Es tuyo de ahora en adelante – puntualizó Anichiarico. Esa misma noche, a lomo de dragón, cuando regresaba a su casa ubicada en la inhóspita geografía de Machobayo, Francisco Moscote se hizo leyenda cuando enfrentó al diablo en un duelo de acordeones y salió vencedor indiscutible de la disputa. Desde entonces en los pueblos del caribe se le conoce como Francisco el Hombre y una estatua esculpida con las mismísimas plumas de varios flamencos dorados, preserva a través del tiempo su increíble hazaña.
El segundo bombardeo de la Cierva Dorada, fulminó el costado derecho de la iglesia Nuestra Señora de los Remedios y destruyó la mitad de las casas nobles en el barrio de los árabes. El clérigo Isidoro San Juan, preparaba el sermón habitual del domingo cuando el estrepitoso y resonante crujido de la desgracia, lo agobió de imprevisto. Una de las paredes de la enorme catedral bizantina se desplomó por completo y apenas tuvo tiempo para evadir a la muerte, lanzándose de cabeza a través de la ventana. Blanco Gallardo y Elizabeth de la Encarnación, lograron una salida menos infructuosa, trepándose en la pared del patio y escabulléndose a través de la casa contigua en medio del polvorín desatado por los múltiples impactos de los cañones y el olor a pólvora reciente que sofocaba la intemperie. El caos era inclemente. Los menos escépticos se amontonaron en la iglesia, buscando protección divina en su angustia y los más rebeldes aprovecharon el apocalipsis inminente para confesar algún pecado oculto, en caso de que la muerte finalmente terminara acordándose de ellos. Cuando se acostumbraban al último halito, la tercera embestida destrozó la ínfima cordura que lograron fabricar algunos veteranos de la guerra de los mil días y desde entonces en Riohacha solo se aguardó lo peor.
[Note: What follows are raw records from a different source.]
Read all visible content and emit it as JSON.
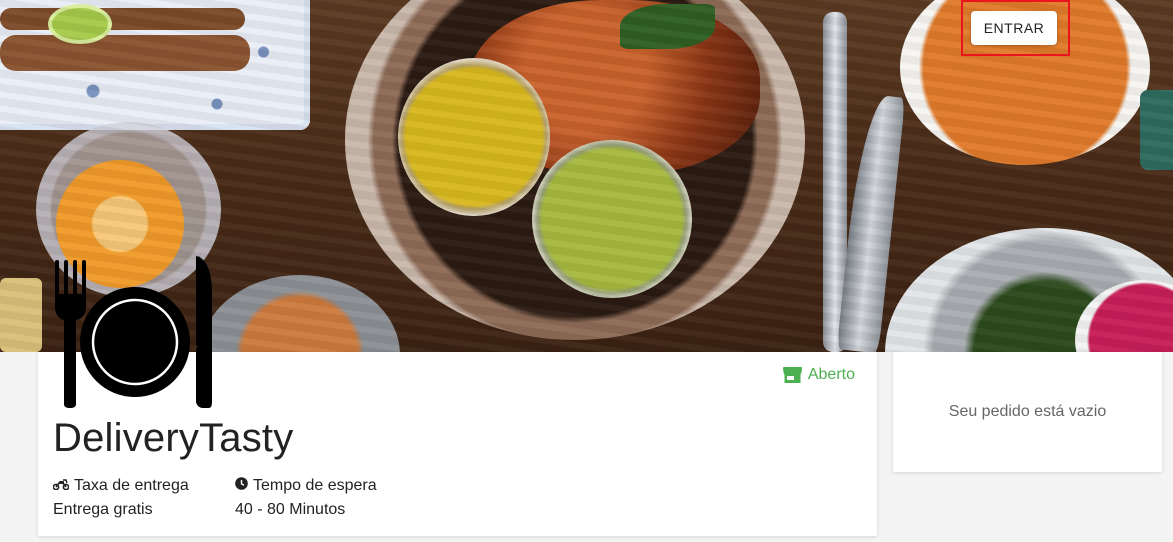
{
  "header": {
    "login_button": "ENTRAR",
    "banner_image": "food-banner-image"
  },
  "restaurant": {
    "logo_icon": "cutlery-plate-icon",
    "name": "DeliveryTasty",
    "status": {
      "icon": "store-icon",
      "label": "Aberto",
      "color": "#4caf50"
    },
    "delivery_fee": {
      "icon": "motorcycle-icon",
      "label": "Taxa de entrega",
      "value": "Entrega gratis"
    },
    "wait_time": {
      "icon": "clock-icon",
      "label": "Tempo de espera",
      "value": "40 - 80 Minutos"
    }
  },
  "order": {
    "empty_message": "Seu pedido está vazio"
  },
  "colors": {
    "highlight_border": "#e8161c",
    "status_green": "#4caf50"
  }
}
La resonancia en los estallidos prolongados por varios minutos incrementó el terror de muchos y perforó la devoción de algunos súbditos del clérigo que abandonaban la idea de creer en lo increíble. El sacerdote Isidoro San Juan interrumpió esa desavenencia y dio unas indicaciones inquebrantables a los hombres más robustos del grupo. Se basó con intrepidez en los lineamientos divinos que  hurgaba férreamente desde sus primeros años en el seminario  romano y en la fe que le sobraba en los bolsillos. Blanco Gallardo comprendió y obedeció anticipadamente con la convicción de un soldado de plomo. Cuando la comitiva de doce hombres levantó con gallardía  la estatua de la Virgen de los Remedios, las mujeres se organizaron y formaron una fila detrás de ellos. El sacerdote auscultó el cielo, esperando una señal de la providencia y segundos después, empezaron a marchar.
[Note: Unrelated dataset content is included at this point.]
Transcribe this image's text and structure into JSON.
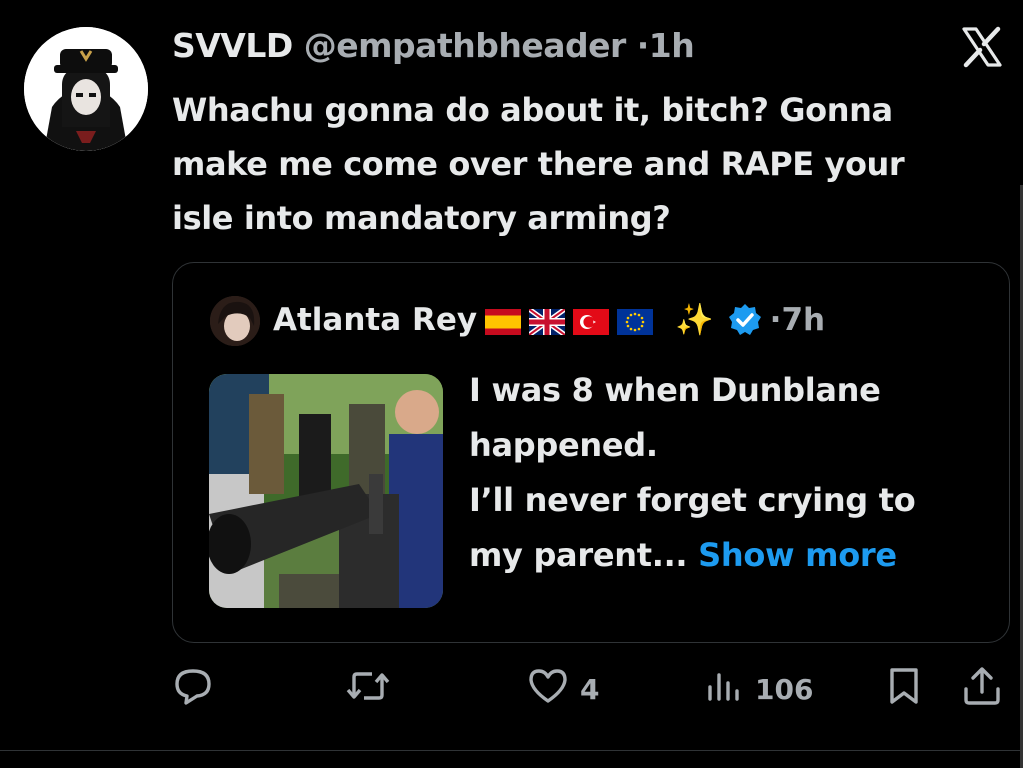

La cierva dorada atracó en las piltrafas del muelle legendario y los marinos apátridas e indulgentes, empezaron a saquear a su paso todo aquello que tuviese algo de valor. El tropel de espadas y los sollozos extraviados en el viento, intentó debilitar el ímpetu de los devotos, pero perseveraron en la empresa con firmeza, incluso aunque tuviesen el alma resquebrajándose por dentro y el valor se hubiese escurrido finalmente del honor que llevaban los hombres colgando abajo. Frente a frente con el pelotón de Francis Drake, la muerte desplegó un aroma tibio de alcanfor que sofocó los pulmones y la devastación de la calma fue inclemente. Pero cuando todo empeoraba, la virgen soltó una sonrisa impredecible y lanzó la corona delante de ellos. Una hecatombe de luz explotó instantáneamente y los escombros desperdigados empezaron a reconstruirse con angustia como si tuviesen alma propia. Absortos, observaron el tiempo transcurriendo en reverso, devolviéndose con astucia milimétricamente, ocurriendo lo ocurrido pero sin ocurrir. En segundos, lo destruido se construyó nuevamente, la ciudad iluminada recobró su esplendor y el muelle legendario de la calle primera fabricó su imponencia acostumbrada.
El Galeón la Cierva Dorada arribó a las costas de Riohacha una mañana de octubre, pero la flota de piratas y filibusteros contemplaron con insignificancia aquella geografía inhóspita. Entonces decidieron cambiar el curso de la embarcación, desconociendo que la corona de la virgen ocultaba ante sus ojos, a la ciudad más hermosa que jamás se hubiese visto sobre la faz de la tierra.